So for the last few months I have been really struggling. As a chronic sufferer of depression, I am aware that without warning this disease can crawl up and get you in a choke hold that is hard to get out of. That is where I have been the last few months. I have neglected my body, my mind, myself, which in turn had me sink into a deeper depression. So here I sit, mad, angry, and just pissed off that I let it get this far.
Several years ago, after I lost my mom, I was in the deepest depression of my life, on meds and they were doing no good. I found this stuff, Shakeology, and Beachbody, a few people who were just like me and I turned things around! I felt better than I had in years, I had self confidence, and I just wanted to keep moving forward making myself better, and helping others in the process. Things went well.
Then the first of the year, I changed jobs, after 27 years with the same company, I started a class, and my grandmother, who I had been responsible for since my mom passed was having some health issues. Her and I have our own issues, which I struggled with for quite some time. I also heard my father, who I do not have a relationship with had been very sick and almost died, which stirred up all kinds of emotions that I thought that I did not have or had buried.

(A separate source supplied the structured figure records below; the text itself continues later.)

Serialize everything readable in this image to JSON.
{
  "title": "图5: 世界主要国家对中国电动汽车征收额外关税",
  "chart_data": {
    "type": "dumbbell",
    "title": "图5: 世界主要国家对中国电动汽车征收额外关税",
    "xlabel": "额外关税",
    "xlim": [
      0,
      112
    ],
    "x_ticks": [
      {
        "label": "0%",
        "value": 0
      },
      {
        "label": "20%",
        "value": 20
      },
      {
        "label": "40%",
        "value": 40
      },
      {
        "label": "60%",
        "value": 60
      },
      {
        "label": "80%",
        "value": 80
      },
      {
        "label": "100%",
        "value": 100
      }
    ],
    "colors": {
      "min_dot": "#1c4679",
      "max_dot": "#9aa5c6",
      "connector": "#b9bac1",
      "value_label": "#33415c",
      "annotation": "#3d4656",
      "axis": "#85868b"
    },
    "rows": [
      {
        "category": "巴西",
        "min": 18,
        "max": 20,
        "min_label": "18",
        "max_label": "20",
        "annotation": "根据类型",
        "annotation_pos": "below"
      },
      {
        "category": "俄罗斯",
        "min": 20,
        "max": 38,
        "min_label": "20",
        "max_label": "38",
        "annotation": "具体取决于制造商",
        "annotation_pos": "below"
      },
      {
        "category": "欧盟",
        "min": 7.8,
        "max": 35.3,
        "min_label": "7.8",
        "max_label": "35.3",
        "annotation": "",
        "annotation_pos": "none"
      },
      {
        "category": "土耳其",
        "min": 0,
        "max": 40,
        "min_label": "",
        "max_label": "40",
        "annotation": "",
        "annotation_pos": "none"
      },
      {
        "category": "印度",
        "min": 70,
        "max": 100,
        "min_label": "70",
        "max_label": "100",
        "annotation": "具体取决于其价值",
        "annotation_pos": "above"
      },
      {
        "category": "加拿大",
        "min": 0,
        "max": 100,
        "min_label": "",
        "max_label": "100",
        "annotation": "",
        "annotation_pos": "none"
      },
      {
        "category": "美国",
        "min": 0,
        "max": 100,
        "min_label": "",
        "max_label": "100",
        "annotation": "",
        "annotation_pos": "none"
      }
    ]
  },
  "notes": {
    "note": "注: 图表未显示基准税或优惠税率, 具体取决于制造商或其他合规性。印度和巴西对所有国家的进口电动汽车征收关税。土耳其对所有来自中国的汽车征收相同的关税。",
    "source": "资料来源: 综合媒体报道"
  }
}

So needless to say I was an emotional mess, all over the place, and in the worst funk I have been in years! So now what? Here I sit, knowing I need to make a change, and I am determined to get back to that healthy, confident woman.
I am in charge of my own destiny, nobody can do it for me, just me! I am determined to get back my health and happiness. Depression, if you have never experienced it is something that is hard to describe. There is nothing really wrong on the outside, but inside there is this demon brewing. Ready to cut you down at every turn. People look at you, and think, what do you have to be depressed about? Well its not black and white, its something that you can’t explain, or just say I feel depressed because of this… Its a disorder that people who suffer from it know that the cure is hard to come by.
Now its time to make a game plan, get my head in the game, and get back to taking care of me! I know what I need to do. Tomorrow I will be starting a new program “Core De Force”, I have my meals planned, and I am starting a 21 day love your body bootcamp. So I have my ammo now its up to me to fire!
No matter what or where you are in life. You can make a change, you just have to have the desire to do it. Find a support system, get your family and friends in your corner, and give yourself some love and forgiveness. You are worth it! Make every effort to be better than you were yesterday. It will not happen overnight, it will take time, but in the long run it will be worth it! Start now, you will thank yourself in a few weeks when you start to do things you couldn’t do before.
So lets do this, lets get fit, happy, healthy, and a force to be reckoned with!